O Nepal anunciou nesta sexta-feira, 12, a nomeação de Sushila Karki como primeira-ministra interina, em uma tentativa de conter os explosivos protestos anticorrupção no país. Até o momento, ao menos 51 pessoas foram mortas e mais de 1.300 feridas nas manifestações, cujo estopim foi a proibição generalizada de redes sociais no território nepalês. Em meio ao caos, 12 mil detentos conseguiram fugir de prisões ao redor do país — alguns deles, contudo, foram presos enquanto tentavam entrar na Índia.
Karki, de 73 anos, foi a única mulher a ter presidido a Suprema Corte do Nepal e, agora, torna-se a primeira premiê da história do país. Sua escolha é vista como símbolo de combate à corrupção — principal bandeira da juventude, que lidera os protestos contra o governo deposto de KP Sharma Oli. A posse de Karki, realizada na residência presidencial e transmitida pela TV estatal, foi um gesto de apaziguamento após uma semana marcada por confrontos, incêndio no Parlamento e toque de recolher em várias cidades.
O Parlamento foi dissolvido para viabilizar a posse de Karki, que não é deputada, e novas eleições deverão ser convocadas.
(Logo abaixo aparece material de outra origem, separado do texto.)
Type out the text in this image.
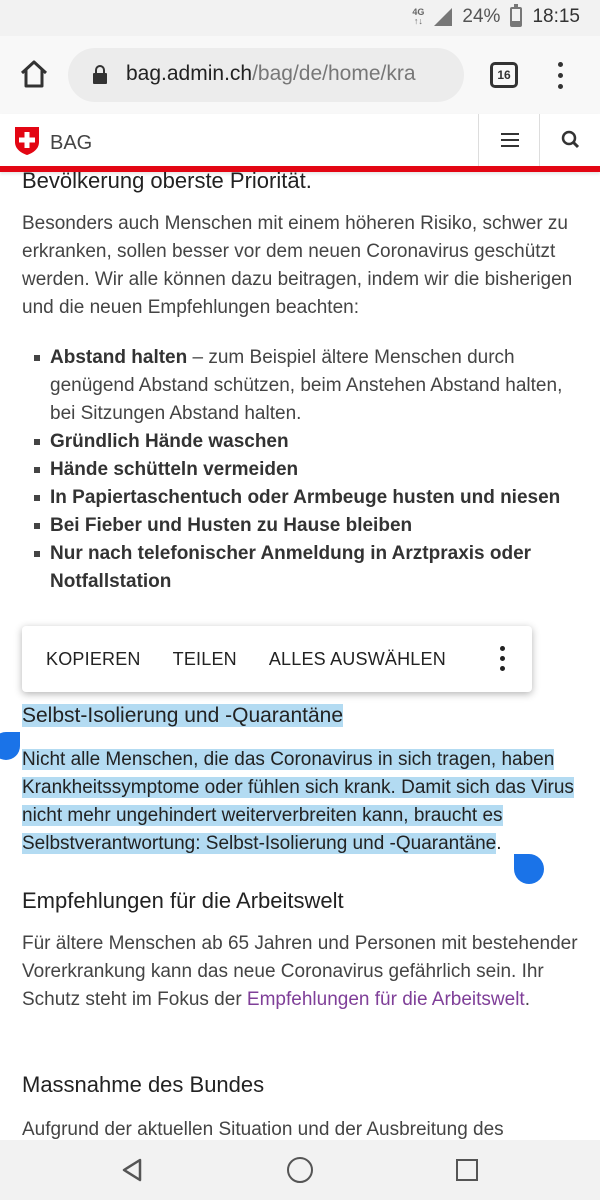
4G
↑↓ 24% 18:15
bag.admin.ch/bag/de/home/kra	16
BAG
Bevölkerung oberste Priorität.

Besonders auch Menschen mit einem höheren Risiko, schwer zu erkranken, sollen besser vor dem neuen Coronavirus geschützt werden. Wir alle können dazu beitragen, indem wir die bisherigen und die neuen Empfehlungen beachten:

Abstand halten – zum Beispiel ältere Menschen durch genügend Abstand schützen, beim Anstehen Abstand halten, bei Sitzungen Abstand halten.
Gründlich Hände waschen
Hände schütteln vermeiden
In Papiertaschentuch oder Armbeuge husten und niesen
Bei Fieber und Husten zu Hause bleiben
Nur nach telefonischer Anmeldung in Arztpraxis oder Notfallstation

Selbst-Isolierung und -Quarantäne

Nicht alle Menschen, die das Coronavirus in sich tragen, haben Krankheitssymptome oder fühlen sich krank. Damit sich das Virus nicht mehr ungehindert weiterverbreiten kann, braucht es Selbstverantwortung: Selbst-Isolierung und -Quarantäne.

Empfehlungen für die Arbeitswelt

Für ältere Menschen ab 65 Jahren und Personen mit bestehender Vorerkrankung kann das neue Coronavirus gefährlich sein. Ihr Schutz steht im Fokus der Empfehlungen für die Arbeitswelt.

Massnahme des Bundes

Aufgrund der aktuellen Situation und der Ausbreitung des

KOPIEREN TEILEN ALLES AUSWÄHLEN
Considerada uma figura de consenso, ela conta com apoio dos movimentos juvenis, mas enfrenta resistência de grupos ligados à antiga elite política. Desde a queda da monarquia, o Nepal enfrenta sucessivas trocas de governo e crise econômica, o que empurra milhões de jovens para o trabalho precário no exterior.
+ Mais de 50 pessoas morreram e centenas ficaram feridas em protestos no Nepal
Revolta e insatisfação
A crise começou na segunda-feira, 8, quando a repressão a protestos contra corrupção e censura deixou mais de 20 mortos. No dia seguinte, manifestantes incendiaram prédios públicos e o então premiê Oli renunciou, abrindo caminho para que os militares assumissem o controle da segurança. O Exército afirma ter recuperado mais de 100 armas saqueadas durante a onda de violência.
O estopim da revolta foi a decisão do governo de bloquear 26 plataformas de redes sociais, mas a medida rapidamente desencadeou uma onda de insatisfação contra corrupção endêmica, desigualdade econômica e a concentração de poder nas mãos de uma elite política envelhecida. Os protestos expõem a frustração da Geração Z, que denuncia o abismo entre a vida luxuosa dos filhos da elite política, apelidados de “nepo kids”, e a realidade de um país em que o desemprego atinge sobretudo os jovens.
Nas semanas que antecederam os violentos atos, vídeos e fotografias que pretendiam denunciar o estilo de vida opulento desfrutado pelos filhos dos governantes do país inundaram as redes sociais. As imagens que viralizaram mostram herdeiros de ex-primeiros-ministros ostentando bolsas de grife e carros importados, relógios de milhões de dólares em uma pilha de presentes de Natal, embarcando em viagens luxuosas, ou jantando em restaurantes caros.
Cerca de 25% da população vive abaixo da linha de pobreza nacional, proporção alta mesmo para os padrões da região. Palco de constantes escândalos, o Nepal é classificado pela Transparência Internacional como um dos países mais corruptos da Ásia. Recentemente, investigações revelaram o desvio de US$ 71 milhões na construção de um aeroporto na cidade de Pokhara, bem como um esquema de venda de vistos para jovens buscarem emprego nos Estados Unidos sob a falsa identidade de refugiados. Em ambos casos, ninguém foi indiciado.